Because PDR is a demand response program, it can only pay for demand reduction, not for any energy that solar or batteries can provide the grid. It also requires some machinations behind the scenes, like shutting off batteries a certain number of days per week to establish the “baselines” against which that load reduction is measured, that could restrain the systems from providing their full range of services, he said.
That’s why, while EBCE is assuming that PDR will be the preferred mechanism from vendors, “We have made it clear that if vendors have an alternative approach, we’re open to hearing them.”
The California Public Utilities Commission is in the midst of rewriting the rules for how utilities, CCAs and other load-serving entities meet their Resource Adequacy requirements, which is mostly provided by natural-gas-fired peaker plants today. But with more of those plants set to close, California is increasingly looking to solar-plus-storage to meet those needs — including distributed solar-storage.
Could part of the 30 MW procurement come from existing resources?
That’s definitely possible.
According to EBCE’s data, about 10 megawatts of behind-the-meter batteries are already interconnected in its Alameda County service territory, about the same amount as EBCE is seeking to procure through the RFP.
“There might be some proposals that come to us that have storage in the pipeline, or even already interconnected,” Ross said. “If that’s the case, we might have some of that enrolled and available to us for the next Resource Adequacy year” in 2020.

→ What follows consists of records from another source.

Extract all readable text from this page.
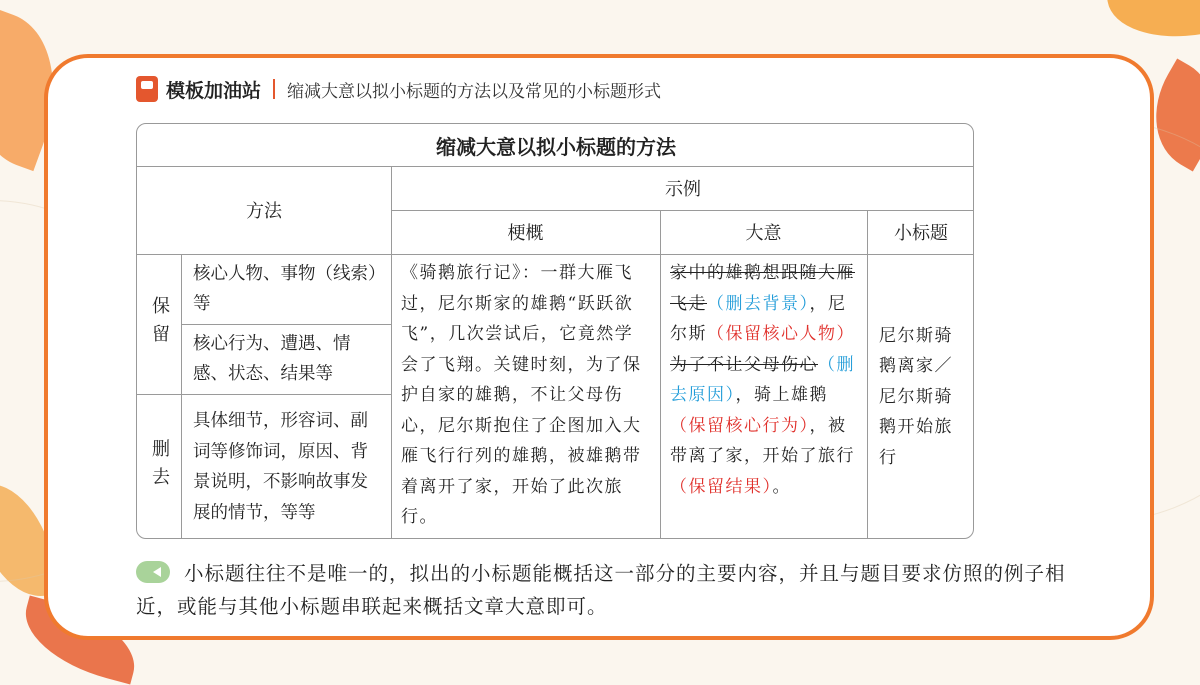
模板加油站 缩减大意以拟小标题的方法以及常见的小标题形式
缩减大意以拟小标题的方法
方法
示例
梗概	大意	小标题
保留
删去
核心人物、事物（线索）等
核心行为、遭遇、情感、状态、结果等
具体细节，形容词、副词等修饰词，原因、背景说明，不影响故事发展的情节，等等
《骑鹅旅行记》：一群大雁飞过，尼尔斯家的雄鹅“跃跃欲飞”，几次尝试后，它竟然学会了飞翔。关键时刻，为了保护自家的雄鹅，不让父母伤心，尼尔斯抱住了企图加入大雁飞行行列的雄鹅，被雄鹅带着离开了家，开始了此次旅行。
家中的雄鹅想跟随大雁飞走（删去背景），尼尔斯（保留核心人物）为了不让父母伤心（删去原因），骑上雄鹅（保留核心行为），被带离了家，开始了旅行（保留结果）。
尼尔斯骑鹅离家／尼尔斯骑鹅开始旅行
小标题往往不是唯一的，拟出的小标题能概括这一部分的主要内容，并且与题目要求仿照的例子相近，或能与其他小标题串联起来概括文章大意即可。
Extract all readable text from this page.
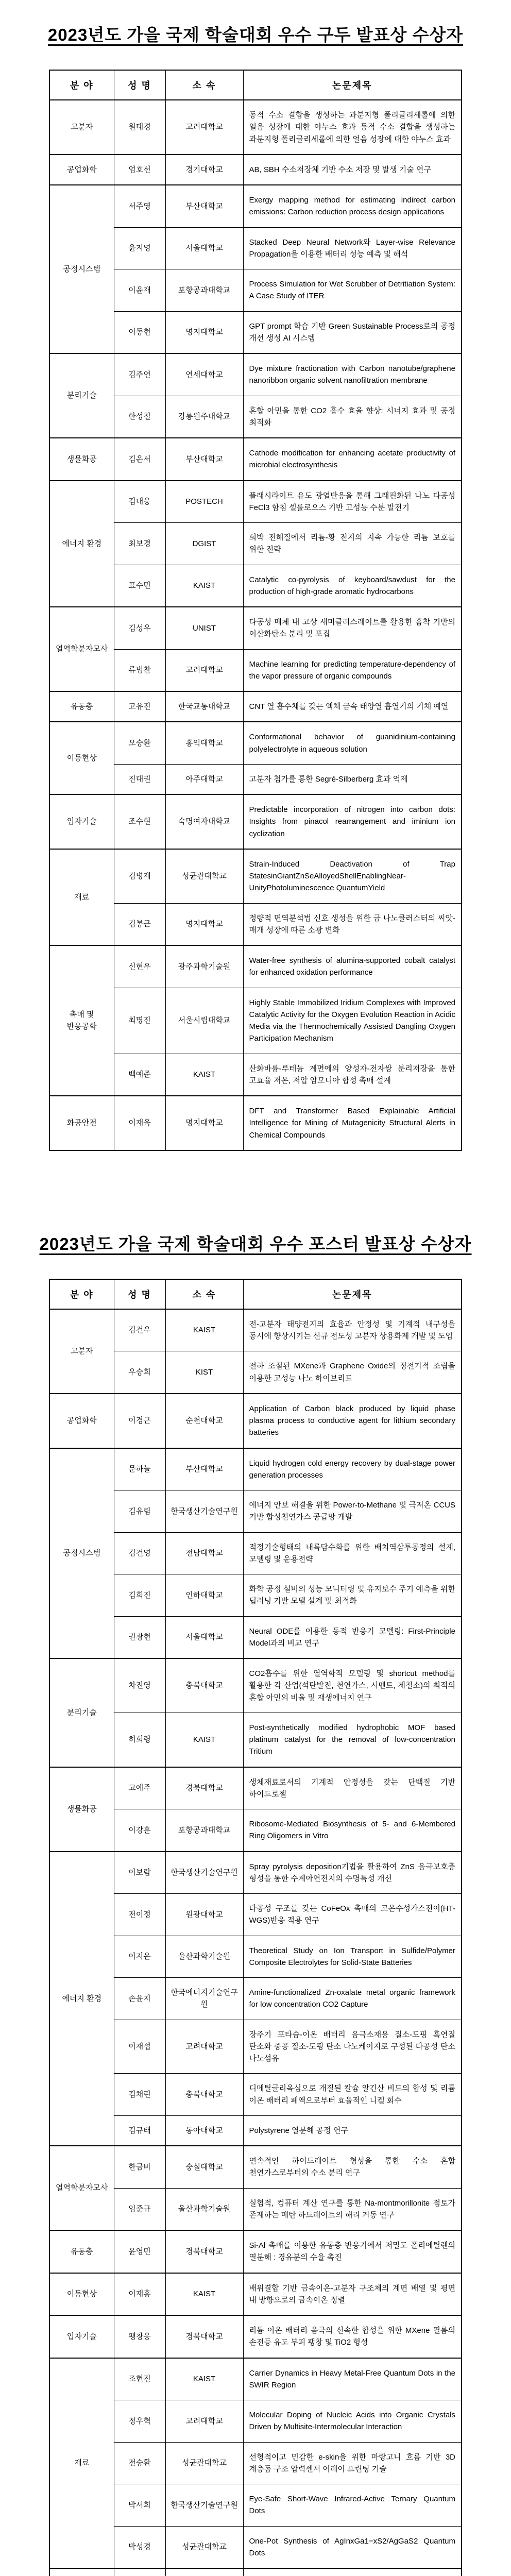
2023년도 가을 국제 학술대회 우수 구두 발표상 수상자
분 야	성 명	소 속	논문제목
고분자	원태경	고려대학교	동적 수소 결합을 생성하는 과분지형 폴리글리세롤에 의한 얼음 성장에 대한 야누스 효과 동적 수소 결합을 생성하는 과분지형 폴리글리세롤에 의한 얼음 성장에 대한 야누스 효과
공업화학	엄호선	경기대학교	AB, SBH 수소저장체 기반 수소 저장 및 발생 기술 연구
공정시스템	서주영	부산대학교	Exergy mapping method for estimating indirect carbon emissions: Carbon reduction process design applications
	윤지영	서울대학교	Stacked Deep Neural Network와 Layer-wise Relevance Propagation을 이용한 배터리 성능 예측 및 해석
	이윤재	포항공과대학교	Process Simulation for Wet Scrubber of Detritiation System: A Case Study of ITER
	이동현	명지대학교	GPT prompt 학습 기반 Green Sustainable Process로의 공정 개선 생성 AI 시스템
분리기술	김주연	연세대학교	Dye mixture fractionation with Carbon nanotube/graphene nanoribbon organic solvent nanofiltration membrane
	한성철	강릉원주대학교	혼합 아민을 통한 CO2 흡수 효율 향상: 시너지 효과 및 공정 최적화
생물화공	김은서	부산대학교	Cathode modification for enhancing acetate productivity of microbial electrosynthesis
에너지 환경	김대웅	POSTECH	플래시라이트 유도 광열반응을 통해 그래핀화된 나노 다공성 FeCl3 함침 셀룰로오스 기반 고성능 수분 발전기
	최보경	DGIST	희박 전해질에서 리튬-황 전지의 지속 가능한 리튬 보호를 위한 전략
	표수민	KAIST	Catalytic co-pyrolysis of keyboard/sawdust for the production of high-grade aromatic hydrocarbons
열역학분자모사	김성우	UNIST	다공성 매체 내 고상 세미클러스레이트를 활용한 흡착 기반의 이산화탄소 분리 및 포집
	류범찬	고려대학교	Machine learning for predicting temperature-dependency of the vapor pressure of organic compounds
유동층	고유진	한국교통대학교	CNT 열 흡수체를 갖는 액체 금속 태양열 흡열기의 기체 예열
이동현상	오승환	홍익대학교	Conformational behavior of guanidinium-containing polyelectrolyte in aqueous solution
	진대권	아주대학교	고분자 첨가를 통한 Segré-Silberberg 효과 억제
입자기술	조수현	숙명여자대학교	Predictable incorporation of nitrogen into carbon dots: Insights from pinacol rearrangement and iminium ion cyclization
재료	김병재	성균관대학교	Strain-Induced Deactivation of Trap StatesinGiantZnSeAlloyedShellEnablingNear-UnityPhotoluminescence QuantumYield
	김봉근	명지대학교	정량적 면역분석법 신호 생성을 위한 금 나노클러스터의 씨앗-매개 성장에 따른 소광 변화
촉매 및 반응공학	신현우	광주과학기술원	Water-free synthesis of alumina-supported cobalt catalyst for enhanced oxidation performance
	최명진	서울시립대학교	Highly Stable Immobilized Iridium Complexes with Improved Catalytic Activity for the Oxygen Evolution Reaction in Acidic Media via the Thermochemically Assisted Dangling Oxygen Participation Mechanism
	백예준	KAIST	산화바륨-루테늄 계면에의 양성자-전자쌍 분리저장을 통한 고효율 저온, 저압 암모니아 합성 촉매 설계
화공안전	이재욱	명지대학교	DFT and Transformer Based Explainable Artificial Intelligence for Mining of Mutagenicity Structural Alerts in Chemical Compounds
2023년도 가을 국제 학술대회 우수 포스터 발표상 수상자
분 야	성 명	소 속	논문제목
고분자	김건우	KAIST	전-고분자 태양전지의 효율과 안정성 및 기계적 내구성을 동시에 향상시키는 신규 전도성 고분자 상용화제 개발 및 도입
	우승희	KIST	전하 조절된 MXene과 Graphene Oxide의 정전기적 조립을 이용한 고성능 나노 하이브리드
공업화학	이경근	순천대학교	Application of Carbon black produced by liquid phase plasma process to conductive agent for lithium secondary batteries
공정시스템	문하늘	부산대학교	Liquid hydrogen cold energy recovery by dual-stage power generation processes
	김유림	한국생산기술연구원	에너지 안보 해결을 위한 Power-to-Methane 및 극저온 CCUS 기반 합성천연가스 공급망 개발
	김건영	전남대학교	적정기술형태의 내륙담수화를 위한 배치역삼투공정의 설계, 모델링 및 운용전략
	김희진	인하대학교	화학 공정 설비의 성능 모니터링 및 유지보수 주기 예측을 위한 딥러닝 기반 모델 설계 및 최적화
	권광현	서울대학교	Neural ODE를 이용한 동적 반응기 모델링: First-Principle Model과의 비교 연구
분리기술	차진영	충북대학교	CO2흡수를 위한 열역학적 모델링 및 shortcut method를 활용한 각 산업(석탄발전, 천연가스, 시멘트, 제철소)의 최적의 혼합 아민의 비율 및 재생에너지 연구
	허희령	KAIST	Post-synthetically modified hydrophobic MOF based platinum catalyst for the removal of low-concentration Tritium
생물화공	고예주	경북대학교	생체재료로서의 기계적 안정성을 갖는 단백질 기반 하이드로젤
	이강훈	포항공과대학교	Ribosome-Mediated Biosynthesis of 5- and 6-Membered Ring Oligomers in Vitro
에너지 환경	이보람	한국생산기술연구원	Spray pyrolysis deposition기법을 활용하여 ZnS 음극보호층 형성을 통한 수계아연전지의 수명특성 개선
	전이정	원광대학교	다공성 구조를 갖는 CoFeOx 촉매의 고온수성가스전이(HT-WGS)반응 적용 연구
	이지은	울산과학기술원	Theoretical Study on Ion Transport in Sulfide/Polymer Composite Electrolytes for Solid-State Batteries
	손윤지	한국에너지기술연구원	Amine-functionalized Zn-oxalate metal organic framework for low concentration CO2 Capture
	이재섭	고려대학교	장주기 포타슘-이온 배터리 음극소재용 질소-도핑 흑연질 탄소와 중공 질소-도핑 탄소 나노케이지로 구성된 다공성 탄소 나노섬유
	김채린	충북대학교	디메틸글리옥심으로 개질된 칼슘 알긴산 비드의 합성 및 리튬 이온 배터리 폐액으로부터 효율적인 니켈 회수
	김규태	동아대학교	Polystyrene 열분해 공정 연구
열역학분자모사	한금비	숭실대학교	연속적인 하이드레이트 형성을 통한 수소 혼합 천연가스로부터의 수소 분리 연구
	임준규	울산과학기술원	실험적, 컴퓨터 계산 연구를 통한 Na-montmorillonite 점토가 존재하는 메탄 하드레이트의 해리 거동 연구
유동층	윤영민	경북대학교	Si-Al 촉매를 이용한 유동층 반응기에서 저밀도 폴리에틸렌의 열분해 : 경유분의 수율 촉진
이동현상	이재홍	KAIST	배위결합 기반 금속이온-고분자 구조체의 계면 배열 및 평면 내 방향으로의 금속이온 정렬
입자기술	팽창웅	경북대학교	리튬 이온 배터리 음극의 신속한 합성을 위한 MXene 필름의 손전등 유도 부피 팽창 및 TiO2 형성
재료	조현진	KAIST	Carrier Dynamics in Heavy Metal-Free Quantum Dots in the SWIR Region
	정우혁	고려대학교	Molecular Doping of Nucleic Acids into Organic Crystals Driven by Multisite-Intermolecular Interaction
	전승환	성균관대학교	선형적이고 민감한 e-skin을 위한 마랑고니 흐름 기반 3D 계층돔 구조 압력센서 어레이 프린팅 기술
	박서희	한국생산기술연구원	Eye-Safe Short-Wave Infrared-Active Ternary Quantum Dots
	박성경	성균관대학교	One-Pot Synthesis of AgInxGa1−xS2/AgGaS2 Quantum Dots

Can SGIP-backed projects for high fire-threat zones be included?
Yes, according to Ross.
Back in September, the CPUC ordered the state’s Self-Generation Incentive Program (SGIP) to earmark $100 million from its “equity budget” for low-income and medically vulnerable customers in high-fire-risk parts of the state. That incentive of $1 per watt, which could cover almost the entire cost of a typical solar-battery system, could theoretically apply to qualified customers in Alameda County’s highest-fire-threat areas as well, he said.
And while many of California’s utility-run DER aggregation pilots have excluded SGIP-funded systems, CAISO’s PDR program doesn’t exclude them from participating, he said.
At the same time, $100 million spread across California “is a lot of money — but it’s not that much money when we think about what’s necessary for building resilience, in light of these [public safety power shutoff] events.”